NorthPoint, which never took full advantage of the regulatory decisions that dropped the costs of phone lines, was the first to go under. Rhythms followed not long afterward, and Covad went into bankruptcy protection to restructure its debts.

Last ones standing
As the smoke clears from the broadband collapse, only a few players are likely to be standing.

The most obvious ones will be the big telephone companies and the cable companies, which own the infrastructure. The giants have spent the past few years slowly climbing the Internet learning curve and are now able to run the networks themselves.

see CNET Internet: Find a broadband provider Covad, the last of the big independent DSL companies, may wind up a survivor. The company says it will emerge from bankruptcy protection later this month, debt-free, and that its costs have been reduced to the point where it can break even by 2003. A recent round of funding from SBC Communications will help it survive until then.

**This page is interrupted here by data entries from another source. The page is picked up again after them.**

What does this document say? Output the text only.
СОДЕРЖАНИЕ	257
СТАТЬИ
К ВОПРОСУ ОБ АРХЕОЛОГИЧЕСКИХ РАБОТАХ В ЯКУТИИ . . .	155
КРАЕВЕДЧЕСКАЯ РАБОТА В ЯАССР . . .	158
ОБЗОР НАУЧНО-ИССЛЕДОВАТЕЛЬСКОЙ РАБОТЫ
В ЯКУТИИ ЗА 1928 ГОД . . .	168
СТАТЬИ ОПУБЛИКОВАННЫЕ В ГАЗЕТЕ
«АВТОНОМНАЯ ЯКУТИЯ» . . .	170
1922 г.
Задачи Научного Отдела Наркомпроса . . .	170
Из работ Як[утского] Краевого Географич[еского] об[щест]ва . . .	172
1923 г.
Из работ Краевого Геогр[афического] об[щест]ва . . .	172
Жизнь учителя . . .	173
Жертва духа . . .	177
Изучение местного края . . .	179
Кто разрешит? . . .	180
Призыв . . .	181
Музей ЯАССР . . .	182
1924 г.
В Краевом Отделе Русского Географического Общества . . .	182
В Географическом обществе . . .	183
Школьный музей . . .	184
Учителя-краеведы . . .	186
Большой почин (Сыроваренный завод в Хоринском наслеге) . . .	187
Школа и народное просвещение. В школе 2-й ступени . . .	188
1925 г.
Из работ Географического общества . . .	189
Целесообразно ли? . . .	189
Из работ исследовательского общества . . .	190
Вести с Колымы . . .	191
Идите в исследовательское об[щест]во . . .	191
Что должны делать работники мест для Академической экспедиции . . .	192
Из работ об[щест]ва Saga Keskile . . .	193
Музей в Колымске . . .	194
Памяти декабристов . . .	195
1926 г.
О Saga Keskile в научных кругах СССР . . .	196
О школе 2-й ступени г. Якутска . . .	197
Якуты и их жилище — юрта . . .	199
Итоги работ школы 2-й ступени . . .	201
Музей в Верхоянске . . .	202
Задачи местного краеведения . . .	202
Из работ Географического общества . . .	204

Also left standing will be a few big ISPs, which have the leverage to negotiate sustainable wholesale rates from the network companies, analysts say. America Online and MSN are in this camp. EarthLink has a chance as it grows larger. Others are less certain.

But the past few years will certainly serve as textbook examples of how not to create businesses, analysts say. New companies now have detailed maps of the minefields that surround entry into the Net access business.

"All the relationships and agreements in the broadband world were made up," The Yankee Group's Lancaster said. In that kind of environment, he added, "you're going to have failures before you have successes."